One very annoying thing about the buttons though is that if you don't push it, you don't get the signal, even if there's a green light. These have been popping up around Lakeview, such as at Broadway/Cornelia and Sheridan/Barry. I see people standing there through multiple cycles waiting for the cross signal, while cars going the same direction get a green. It also means when you approach a green light, you can't tell how long you have to cross -- whereas at a normal signal you'd have a walk signal or flashing hand, these intersections permanently say not to cross unless you were there to push the button.

CDOT should always assume that pedestrians will be crossing if the light is green.

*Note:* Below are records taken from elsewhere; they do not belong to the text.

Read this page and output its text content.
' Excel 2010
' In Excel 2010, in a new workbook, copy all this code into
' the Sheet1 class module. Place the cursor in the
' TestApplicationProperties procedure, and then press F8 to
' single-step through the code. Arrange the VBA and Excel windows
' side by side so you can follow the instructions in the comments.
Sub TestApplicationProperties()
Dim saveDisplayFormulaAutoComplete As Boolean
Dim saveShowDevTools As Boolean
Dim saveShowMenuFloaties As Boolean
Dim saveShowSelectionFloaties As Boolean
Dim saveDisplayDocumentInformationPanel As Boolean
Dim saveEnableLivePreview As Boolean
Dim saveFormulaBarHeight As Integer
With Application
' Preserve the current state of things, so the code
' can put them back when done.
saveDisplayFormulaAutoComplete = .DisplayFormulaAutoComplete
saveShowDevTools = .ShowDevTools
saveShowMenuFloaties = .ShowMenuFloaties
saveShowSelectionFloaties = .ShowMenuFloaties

blind chic and her dark sidekick said...

I agree with the previous commenter. I am blind and do not look for actuated signals everytime I want to cross a street. I listen to the traffic flow and go when I am protected by traffic that is going the direction I need to travel. I wouldn't know the difference since we do not have universal audible signals in Chicago.

Anonymous said...

I agree that it might be reasonable to assume there are always pedestrians in Lakeview, but I don't think CDOT should assume that there will always be a pedestrians in some lower density parts of the city. I think the solution is to make sure the push buttons, where they exist, always have an audible tone, like Maureen suggested.

Anonymous said...

The white walk signal is not always shown as the computer is waiting for a break in the stream of traffic (or until the signal has been green for some maximum amount of time.) After a period of no cars the signal immediately turns to amber, and then red, as to minimize the waiting period for cross traffic. The walk signal and timer are not shown in this case because the computer does not know when the break in traffic will occur. The pedestrian walk button must be pressed to let the computer know you are crossing so it may guarantee you the time you need to cross. Additionally main roads will typically have their light programmed to stay green until a vehicle is detected on their cross street. This prevents stopping traffic for no cross traffic.